Bitcoin [BTC] has faced substantial volatility in recent days, leading to speculation among investors. Despite this, Exchange Traded Fund (ETF) volumes suggest growing interest in Bitcoin.
Record-Breaking ETF Volumes
ETF analyst Eric Balchunas reported that the ten Bitcoin ETFs collectively reached a record-breaking $10 billion in trading volume, surpassing the previous record set just last week. ETFs such as IBIT, FBTC, BITB, and ARKB all experienced record-breaking trading days. The short Bitcoin ETF, BITI, also outperformed its previous record by a significant margin.
Balchunas expects even more activity when 2x and -2x spot BTC ETFs are launched, anticipating a large influx of traders towards these offerings.

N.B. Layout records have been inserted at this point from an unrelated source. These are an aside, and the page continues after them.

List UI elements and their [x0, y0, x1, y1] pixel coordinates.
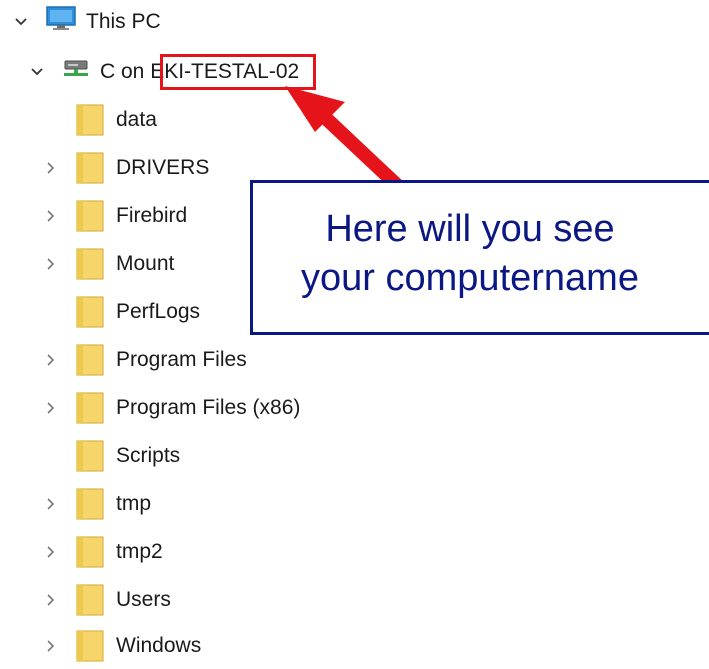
- chevron-right-icon[interactable]: [40, 541, 62, 563]
- tree-item-folder[interactable]: Scripts: [40, 436, 180, 476]
- tree-item-folder[interactable]: tmp2: [40, 532, 163, 572]
- network-drive-icon: [62, 58, 90, 86]
- annotation-callout: Here will you see your computername: [250, 180, 709, 335]
- folder-label: Firebird: [116, 204, 188, 227]
- chevron-right-icon[interactable]: [40, 589, 62, 611]
- tree-item-label: This PC: [86, 10, 161, 33]
- folder-icon: [76, 439, 104, 473]
- chevron-right-icon[interactable]: [40, 205, 62, 227]
- folder-icon: [76, 391, 104, 425]
- folder-icon: [76, 487, 104, 521]
- folder-icon: [76, 295, 104, 329]
- tree-item-folder[interactable]: tmp: [40, 484, 151, 524]
- folder-label: PerfLogs: [116, 300, 201, 323]
- tree-item-folder[interactable]: Program Files (x86): [40, 388, 300, 428]
- folder-label: Scripts: [116, 444, 181, 467]
- folder-icon: [76, 151, 104, 185]
- callout-line-1: Here will you see: [325, 208, 615, 250]
- tree-item-folder[interactable]: PerfLogs: [40, 292, 200, 332]
- folder-label: Program Files: [116, 348, 247, 371]
- folder-label: Mount: [116, 252, 175, 275]
- chevron-right-icon[interactable]: [40, 157, 62, 179]
- tree-item-folder[interactable]: Windows: [40, 626, 201, 666]
- tree-item-folder[interactable]: Users: [40, 580, 171, 620]
- folder-icon: [76, 247, 104, 281]
- chevron-right-icon[interactable]: [40, 253, 62, 275]
- chevron-right-icon[interactable]: [40, 397, 62, 419]
- chevron-right-icon[interactable]: [40, 635, 62, 657]
- folder-icon: [76, 103, 104, 137]
- folder-label: Program Files (x86): [116, 396, 301, 419]
- folder-label: tmp: [116, 492, 152, 515]
- folder-icon: [76, 343, 104, 377]
- chevron-down-icon[interactable]: [26, 61, 48, 83]
- folder-icon: [76, 629, 104, 663]
- callout-line-2: your computername: [301, 257, 639, 300]
- folder-icon: [76, 535, 104, 569]
- tree-item-folder[interactable]: Mount: [40, 244, 174, 284]
- chevron-right-icon[interactable]: [40, 493, 62, 515]
- folder-label: Windows: [116, 634, 202, 657]
- tree-item-folder[interactable]: Firebird: [40, 196, 187, 236]
- tree-item-folder[interactable]: data: [40, 100, 157, 140]
- folder-label: DRIVERS: [116, 156, 210, 179]
- tree-item-folder[interactable]: Program Files: [40, 340, 247, 380]
- computer-name-highlight: [160, 54, 316, 90]
- folder-label: data: [116, 108, 157, 131]
- tree-item-folder[interactable]: DRIVERS: [40, 148, 209, 188]
- folder-label: tmp2: [116, 540, 163, 563]
- folder-label: Users: [116, 588, 171, 611]
- chevron-right-icon[interactable]: [40, 349, 62, 371]
- chevron-down-icon[interactable]: [10, 11, 32, 33]
- computer-icon: [46, 6, 76, 38]
- folder-icon: [76, 583, 104, 617]
- drive-label-prefix: C on: [100, 60, 151, 83]
- folder-icon: [76, 199, 104, 233]
- tree-item-this-pc[interactable]: This PC: [10, 2, 161, 42]
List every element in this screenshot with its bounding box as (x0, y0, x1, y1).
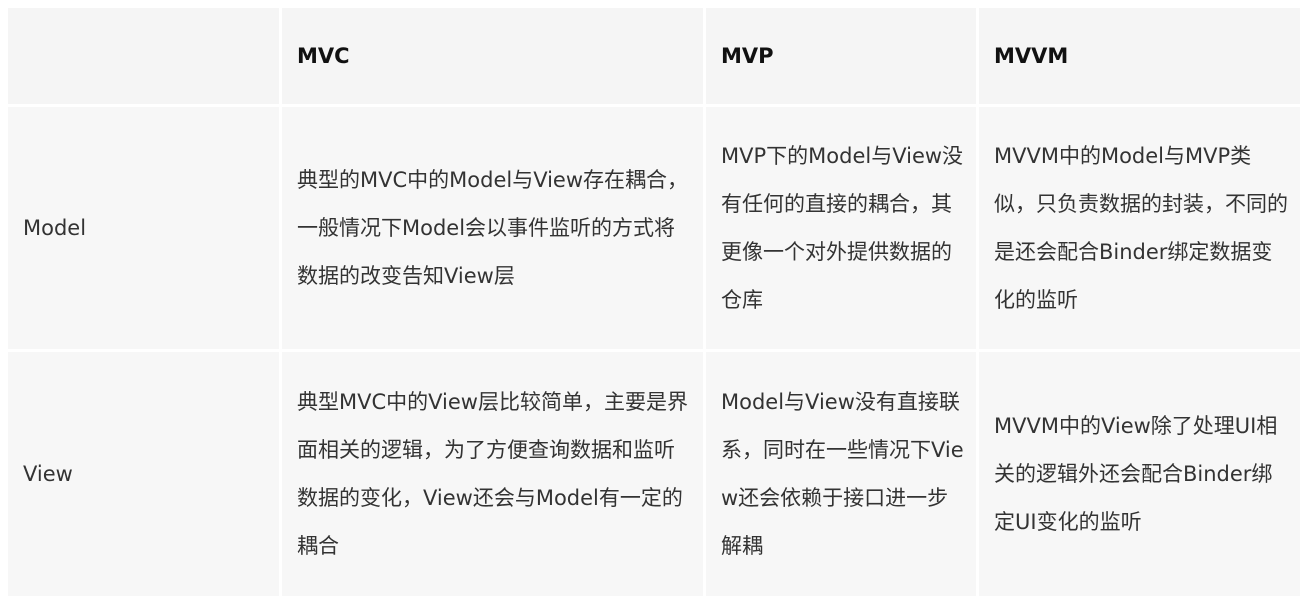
text-view-mvvm: MVVM中的View除了处理UI相关的逻辑外还会配合Binder绑定UI变化的监… (994, 414, 1278, 534)
text-view-mvp: Model与View没有直接联系，同时在一些情况下View还会依赖于接口进一步解… (721, 390, 964, 558)
cell-view-mvp: Model与View没有直接联系，同时在一些情况下View还会依赖于接口进一步解… (706, 352, 976, 596)
cell-view-mvc: 典型MVC中的View层比较简单，主要是界面相关的逻辑，为了方便查询数据和监听数… (282, 352, 703, 596)
header-label-mvvm: MVVM (994, 44, 1069, 68)
cell-view-mvvm: MVVM中的View除了处理UI相关的逻辑外还会配合Binder绑定UI变化的监… (979, 352, 1300, 596)
text-view-mvc: 典型MVC中的View层比较简单，主要是界面相关的逻辑，为了方便查询数据和监听数… (297, 390, 688, 558)
text-model-mvp: MVP下的Model与View没有任何的直接的耦合，其更像一个对外提供数据的仓库 (721, 144, 964, 312)
header-cell-mvp: MVP (706, 8, 976, 104)
header-cell-mvc: MVC (282, 8, 703, 104)
text-model-mvc: 典型的MVC中的Model与View存在耦合，一般情况下Model会以事件监听的… (297, 168, 689, 288)
header-cell-empty (8, 8, 279, 104)
row-label-cell-model: Model (8, 107, 279, 349)
header-cell-mvvm: MVVM (979, 8, 1300, 104)
cell-model-mvvm: MVVM中的Model与MVP类似，只负责数据的封装，不同的是还会配合Binde… (979, 107, 1300, 349)
text-model-mvvm: MVVM中的Model与MVP类似，只负责数据的封装，不同的是还会配合Binde… (994, 144, 1288, 312)
header-label-mvc: MVC (297, 44, 350, 68)
row-label-cell-view: View (8, 352, 279, 596)
comparison-table: MVC MVP MVVM Model 典型的MVC中的Model与View存在耦… (6, 6, 1302, 596)
cell-model-mvp: MVP下的Model与View没有任何的直接的耦合，其更像一个对外提供数据的仓库 (706, 107, 976, 349)
cell-model-mvc: 典型的MVC中的Model与View存在耦合，一般情况下Model会以事件监听的… (282, 107, 703, 349)
header-label-mvp: MVP (721, 44, 774, 68)
row-label-model: Model (23, 216, 87, 240)
row-label-view: View (23, 462, 73, 486)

Interestingly, even BITO and BITX broke their respective records, demonstrating the unexpected positive impact of the spot craze on futures ETFs.
Bitcoin’s Price Volatility
Despite the rising ETF volumes, the recent volatility of BTC could still negatively affect sentiment around the cryptocurrency. Over the last week, the price of BTC fluctuated from $69,000 to $61,333 before recovering. At the time of writing, BTC was trading at $67,074.51.
These large price swings could negatively affect the perception of BTC, especially among new traders. Additionally, on March 4th, liquidations totalling $249.24 million affected 90,403 traders, with BTC accounting for $75.96 million of the total liquidation amount.
The liquidations caused by these sudden price movements could dampen the bullish sentiment exhibited by traders and potentially lead to reduced liquidity in the markets.
In terms of its overall ecosystem, Bitcoin is performing relatively well. Data from Santiment showed that daily activity on the Bitcoin network has grown, largely due to the recent surge in interest in Bitcoin NFTs.